“In the current pandemic climate, physical appearance is at a great personal and public health risk, which could mean life or death” notes the Bar Association of Guyana (BAG) as it objects to the imminent resumption of jury trials.
High Court criminal trials are reportedly set to recommence on October 6.
But the Bar Association has issued a press release stating that it has not been consulted on the date and or modalities for the resumption of jury trials in the High Court.
The association said that the practice directions and protocols to guide the trials in the context of the pandemic were only shared with the Association two days ago on request.
But the association finds those protocols lacking as no provision is made for testing. Also, there is a requirement for witnesses to remove their masks to give evidence. The association noted that this is in violation of good practices, guidelines, and Sections 10(f) and 12 of the Covid-19 Emergency Measures (No. 9). Among other measures, the association is dissatisfied that physical attendance of counsel and the jury is mandatory without a reciprocal provision for the presiding judge.
GBA said that it is conscious of the constitutional right of an accused person to a fair hearing within a reasonable time.

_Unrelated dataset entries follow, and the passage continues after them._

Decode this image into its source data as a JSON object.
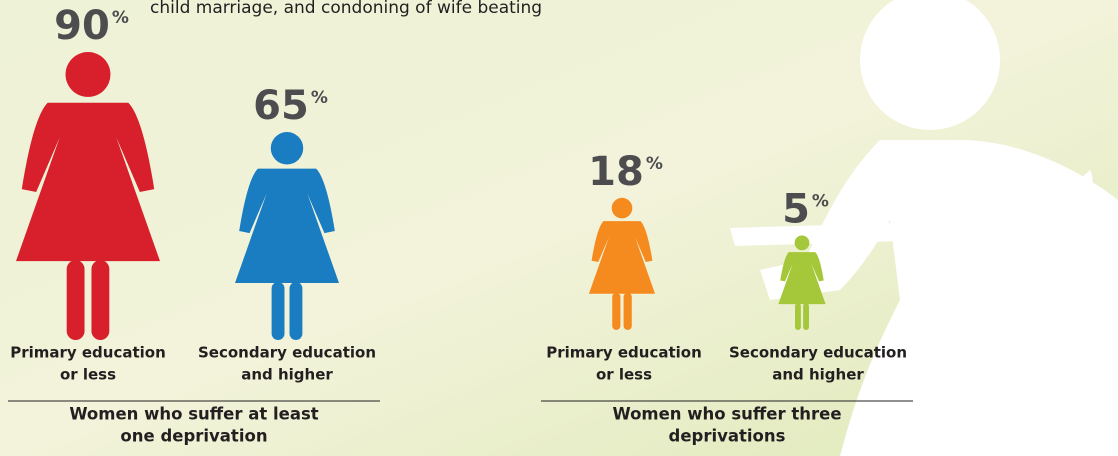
{
  "subtitle": "child marriage, and condoning of wife beating",
  "chart_data": [
    {
      "type": "pictogram",
      "title": [
        "Women who suffer at least",
        "one deprivation"
      ],
      "unit": "%",
      "categories": [
        [
          "Primary education",
          "or less"
        ],
        [
          "Secondary education",
          "and higher"
        ]
      ],
      "values": [
        90,
        65
      ],
      "colors": [
        "#d7202c",
        "#1b7dc1"
      ]
    },
    {
      "type": "pictogram",
      "title": [
        "Women who suffer three",
        "deprivations"
      ],
      "unit": "%",
      "categories": [
        [
          "Primary education",
          "or less"
        ],
        [
          "Secondary education",
          "and higher"
        ]
      ],
      "values": [
        18,
        5
      ],
      "colors": [
        "#f58a1f",
        "#a5c73a"
      ]
    }
  ]
}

But this right is not absolute and must be balanced against other considerations such as public health and other enshrined rights of citizens. “One right cannot outweigh the other.”
Jury trials all over the world have been impacted by the COVID-19 pandemic. Guyana is not peculiar in this regard. The association said that in Jamaica and Trinidad & Tobago, with high infection rates, jury trials have not yet recommenced. Guyana’s reported rate is higher than that of Trinidad and Tobago with 4,026 cases and 65 deaths compared to Guyana’s 2,535 cases and 72 deaths.

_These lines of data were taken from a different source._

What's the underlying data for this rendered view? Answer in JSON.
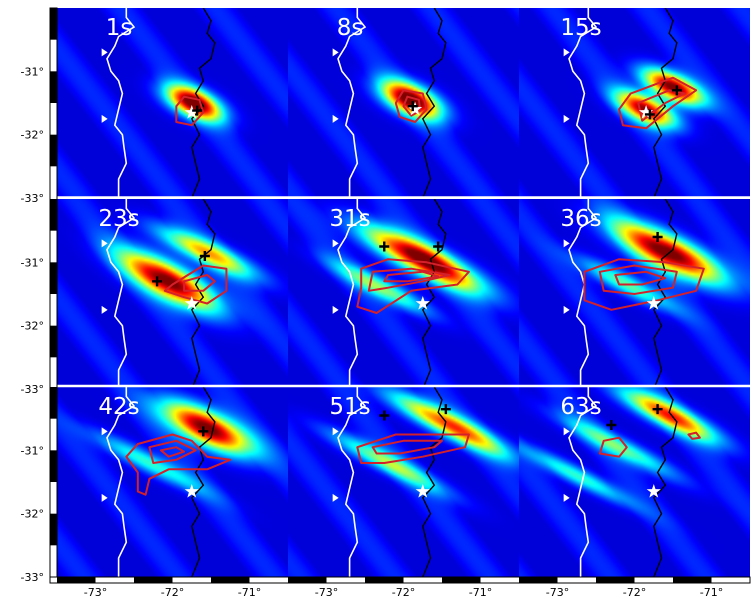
{
  "panels": [
    {
      "time": "1s",
      "row": 0,
      "col": 0,
      "star": [
        -71.75,
        -31.65
      ],
      "blobs": [
        {
          "lon": -71.72,
          "lat": -31.5,
          "s1": 0.28,
          "s2": 0.14,
          "ang": -58,
          "amp": 1.0
        }
      ],
      "plus": [
        [
          -71.68,
          -31.62
        ]
      ],
      "contours": [
        [
          [
            -71.85,
            -31.4
          ],
          [
            -71.65,
            -31.45
          ],
          [
            -71.6,
            -31.65
          ],
          [
            -71.75,
            -31.85
          ],
          [
            -71.95,
            -31.8
          ],
          [
            -71.95,
            -31.55
          ]
        ]
      ]
    },
    {
      "time": "8s",
      "row": 0,
      "col": 1,
      "star": [
        -71.85,
        -31.6
      ],
      "blobs": [
        {
          "lon": -71.9,
          "lat": -31.45,
          "s1": 0.3,
          "s2": 0.15,
          "ang": -58,
          "amp": 1.0
        }
      ],
      "plus": [
        [
          -71.88,
          -31.55
        ]
      ],
      "contours": [
        [
          [
            -72.0,
            -31.3
          ],
          [
            -71.75,
            -31.35
          ],
          [
            -71.7,
            -31.6
          ],
          [
            -71.85,
            -31.8
          ],
          [
            -72.05,
            -31.72
          ],
          [
            -72.1,
            -31.5
          ]
        ],
        [
          [
            -71.95,
            -31.4
          ],
          [
            -71.8,
            -31.45
          ],
          [
            -71.78,
            -31.62
          ],
          [
            -71.9,
            -31.7
          ],
          [
            -72.0,
            -31.55
          ]
        ]
      ]
    },
    {
      "time": "15s",
      "row": 0,
      "col": 2,
      "star": [
        -71.85,
        -31.65
      ],
      "blobs": [
        {
          "lon": -71.5,
          "lat": -31.25,
          "s1": 0.3,
          "s2": 0.13,
          "ang": -58,
          "amp": 1.0
        },
        {
          "lon": -71.85,
          "lat": -31.6,
          "s1": 0.3,
          "s2": 0.13,
          "ang": -58,
          "amp": 0.9
        }
      ],
      "plus": [
        [
          -71.45,
          -31.3
        ],
        [
          -71.8,
          -31.68
        ]
      ],
      "contours": [
        [
          [
            -72.05,
            -31.35
          ],
          [
            -71.5,
            -31.1
          ],
          [
            -71.2,
            -31.3
          ],
          [
            -71.5,
            -31.55
          ],
          [
            -71.85,
            -31.9
          ],
          [
            -72.15,
            -31.85
          ],
          [
            -72.2,
            -31.6
          ]
        ],
        [
          [
            -71.95,
            -31.5
          ],
          [
            -71.55,
            -31.3
          ],
          [
            -71.35,
            -31.35
          ],
          [
            -71.6,
            -31.5
          ],
          [
            -71.9,
            -31.78
          ]
        ]
      ]
    },
    {
      "time": "23s",
      "row": 1,
      "col": 0,
      "star": [
        -71.75,
        -31.65
      ],
      "blobs": [
        {
          "lon": -72.05,
          "lat": -31.3,
          "s1": 0.5,
          "s2": 0.17,
          "ang": -55,
          "amp": 1.0
        },
        {
          "lon": -71.55,
          "lat": -30.85,
          "s1": 0.5,
          "s2": 0.12,
          "ang": -60,
          "amp": 0.6
        }
      ],
      "plus": [
        [
          -72.2,
          -31.3
        ],
        [
          -71.58,
          -30.9
        ]
      ],
      "contours": [
        [
          [
            -72.0,
            -31.35
          ],
          [
            -71.6,
            -31.05
          ],
          [
            -71.3,
            -31.1
          ],
          [
            -71.3,
            -31.45
          ],
          [
            -71.55,
            -31.65
          ],
          [
            -71.85,
            -31.55
          ],
          [
            -72.1,
            -31.45
          ]
        ],
        [
          [
            -71.85,
            -31.3
          ],
          [
            -71.55,
            -31.2
          ],
          [
            -71.45,
            -31.3
          ],
          [
            -71.6,
            -31.45
          ],
          [
            -71.85,
            -31.45
          ]
        ]
      ]
    },
    {
      "time": "31s",
      "row": 1,
      "col": 1,
      "star": [
        -71.75,
        -31.65
      ],
      "blobs": [
        {
          "lon": -71.75,
          "lat": -30.95,
          "s1": 0.6,
          "s2": 0.15,
          "ang": -58,
          "amp": 1.0
        },
        {
          "lon": -72.3,
          "lat": -31.4,
          "s1": 0.5,
          "s2": 0.1,
          "ang": -58,
          "amp": 0.45
        }
      ],
      "plus": [
        [
          -72.25,
          -30.75
        ],
        [
          -71.55,
          -30.75
        ]
      ],
      "contours": [
        [
          [
            -72.55,
            -31.1
          ],
          [
            -72.2,
            -30.95
          ],
          [
            -71.7,
            -31.0
          ],
          [
            -71.15,
            -31.15
          ],
          [
            -71.3,
            -31.35
          ],
          [
            -71.9,
            -31.45
          ],
          [
            -72.35,
            -31.8
          ],
          [
            -72.6,
            -31.7
          ],
          [
            -72.55,
            -31.4
          ]
        ],
        [
          [
            -72.4,
            -31.15
          ],
          [
            -71.9,
            -31.1
          ],
          [
            -71.4,
            -31.2
          ],
          [
            -71.75,
            -31.3
          ],
          [
            -72.2,
            -31.4
          ],
          [
            -72.45,
            -31.45
          ]
        ],
        [
          [
            -72.2,
            -31.2
          ],
          [
            -71.75,
            -31.15
          ],
          [
            -71.55,
            -31.22
          ],
          [
            -71.95,
            -31.3
          ],
          [
            -72.25,
            -31.3
          ]
        ]
      ]
    },
    {
      "time": "36s",
      "row": 1,
      "col": 2,
      "star": [
        -71.75,
        -31.65
      ],
      "blobs": [
        {
          "lon": -71.55,
          "lat": -30.85,
          "s1": 0.55,
          "s2": 0.17,
          "ang": -58,
          "amp": 1.0
        },
        {
          "lon": -72.1,
          "lat": -31.35,
          "s1": 0.5,
          "s2": 0.1,
          "ang": -58,
          "amp": 0.4
        }
      ],
      "plus": [
        [
          -71.7,
          -30.6
        ]
      ],
      "contours": [
        [
          [
            -72.65,
            -31.15
          ],
          [
            -72.2,
            -30.95
          ],
          [
            -71.6,
            -31.0
          ],
          [
            -71.1,
            -31.1
          ],
          [
            -71.2,
            -31.45
          ],
          [
            -71.7,
            -31.6
          ],
          [
            -72.3,
            -31.75
          ],
          [
            -72.65,
            -31.6
          ]
        ],
        [
          [
            -72.45,
            -31.15
          ],
          [
            -72.0,
            -31.05
          ],
          [
            -71.45,
            -31.15
          ],
          [
            -71.5,
            -31.4
          ],
          [
            -72.0,
            -31.5
          ],
          [
            -72.4,
            -31.45
          ]
        ],
        [
          [
            -72.25,
            -31.2
          ],
          [
            -71.85,
            -31.15
          ],
          [
            -71.6,
            -31.25
          ],
          [
            -71.9,
            -31.35
          ],
          [
            -72.2,
            -31.35
          ]
        ]
      ]
    },
    {
      "time": "42s",
      "row": 2,
      "col": 0,
      "star": [
        -71.75,
        -31.65
      ],
      "blobs": [
        {
          "lon": -71.55,
          "lat": -30.65,
          "s1": 0.45,
          "s2": 0.17,
          "ang": -58,
          "amp": 1.0
        },
        {
          "lon": -72.3,
          "lat": -31.2,
          "s1": 0.6,
          "s2": 0.1,
          "ang": -58,
          "amp": 0.35
        }
      ],
      "plus": [
        [
          -71.6,
          -30.7
        ]
      ],
      "contours": [
        [
          [
            -72.45,
            -30.9
          ],
          [
            -72.0,
            -30.75
          ],
          [
            -71.75,
            -30.85
          ],
          [
            -71.55,
            -31.1
          ],
          [
            -71.25,
            -31.15
          ],
          [
            -71.55,
            -31.3
          ],
          [
            -72.05,
            -31.3
          ],
          [
            -72.3,
            -31.45
          ],
          [
            -72.35,
            -31.7
          ],
          [
            -72.45,
            -31.65
          ],
          [
            -72.45,
            -31.35
          ],
          [
            -72.6,
            -31.1
          ]
        ],
        [
          [
            -72.3,
            -30.95
          ],
          [
            -71.95,
            -30.85
          ],
          [
            -71.7,
            -31.0
          ],
          [
            -71.95,
            -31.15
          ],
          [
            -72.25,
            -31.2
          ]
        ],
        [
          [
            -72.15,
            -31.0
          ],
          [
            -71.95,
            -30.95
          ],
          [
            -71.85,
            -31.02
          ],
          [
            -72.05,
            -31.1
          ]
        ]
      ]
    },
    {
      "time": "51s",
      "row": 2,
      "col": 1,
      "star": [
        -71.75,
        -31.65
      ],
      "blobs": [
        {
          "lon": -71.4,
          "lat": -30.6,
          "s1": 0.6,
          "s2": 0.12,
          "ang": -58,
          "amp": 0.75
        },
        {
          "lon": -72.2,
          "lat": -31.2,
          "s1": 0.6,
          "s2": 0.1,
          "ang": -58,
          "amp": 0.45
        }
      ],
      "plus": [
        [
          -72.25,
          -30.45
        ],
        [
          -71.45,
          -30.35
        ]
      ],
      "contours": [
        [
          [
            -72.6,
            -30.95
          ],
          [
            -72.1,
            -30.75
          ],
          [
            -71.6,
            -30.75
          ],
          [
            -71.15,
            -30.75
          ],
          [
            -71.2,
            -30.95
          ],
          [
            -71.75,
            -31.1
          ],
          [
            -72.25,
            -31.2
          ],
          [
            -72.55,
            -31.2
          ]
        ],
        [
          [
            -72.4,
            -30.95
          ],
          [
            -72.0,
            -30.85
          ],
          [
            -71.5,
            -30.85
          ],
          [
            -71.6,
            -30.95
          ],
          [
            -72.05,
            -31.05
          ],
          [
            -72.35,
            -31.05
          ]
        ]
      ]
    },
    {
      "time": "63s",
      "row": 2,
      "col": 2,
      "star": [
        -71.75,
        -31.65
      ],
      "blobs": [
        {
          "lon": -71.55,
          "lat": -30.45,
          "s1": 0.5,
          "s2": 0.12,
          "ang": -58,
          "amp": 0.75
        },
        {
          "lon": -72.2,
          "lat": -30.95,
          "s1": 0.6,
          "s2": 0.1,
          "ang": -58,
          "amp": 0.4
        },
        {
          "lon": -72.75,
          "lat": -31.4,
          "s1": 0.6,
          "s2": 0.09,
          "ang": -58,
          "amp": 0.35
        }
      ],
      "plus": [
        [
          -72.3,
          -30.6
        ],
        [
          -71.7,
          -30.35
        ]
      ],
      "contours": [
        [
          [
            -72.4,
            -30.85
          ],
          [
            -72.2,
            -30.8
          ],
          [
            -72.1,
            -30.95
          ],
          [
            -72.2,
            -31.1
          ],
          [
            -72.45,
            -31.05
          ]
        ],
        [
          [
            -71.3,
            -30.75
          ],
          [
            -71.2,
            -30.72
          ],
          [
            -71.15,
            -30.8
          ],
          [
            -71.25,
            -30.82
          ]
        ]
      ]
    }
  ],
  "y_ticks": [
    "-31°",
    "-32°",
    "-33°"
  ],
  "x_ticks": [
    "-73°",
    "-72°",
    "-71°"
  ],
  "colors": {
    "background": "#000080",
    "contour": "#d4202a",
    "coast": "#ffffff",
    "border": "#000000",
    "star": "#ffffff",
    "plus": "#000000"
  },
  "icons": {
    "epicenter": "star-icon",
    "sub_event": "plus-icon",
    "trench": "triangle-icon"
  }
}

The association noted that the decision to resume jury trials affects not only the Bench, Bar and accused, but also the public at large who are compelled by judicial command to appear either as jurors or witnesses, under the threat of penal sanction if they fail to do so.
GBA noted that while Guyana was paralyzed by a prolonged five-month election process concurrently with the COVID-19 pandemic, other jurisdictions which had the benefit of an operational Parliament were able to pass laws and institute procedures that adapt to keep the legal process moving forward while protecting and balancing the rights of all citizens.
The association stated, “While we recognize the efforts of the Judiciary to cope with the changes brought about by the pandemic, we now have a functioning Parliament. It is therefore important that these matters be given urgent attention so that the rights of citizens and the public health can be secured.”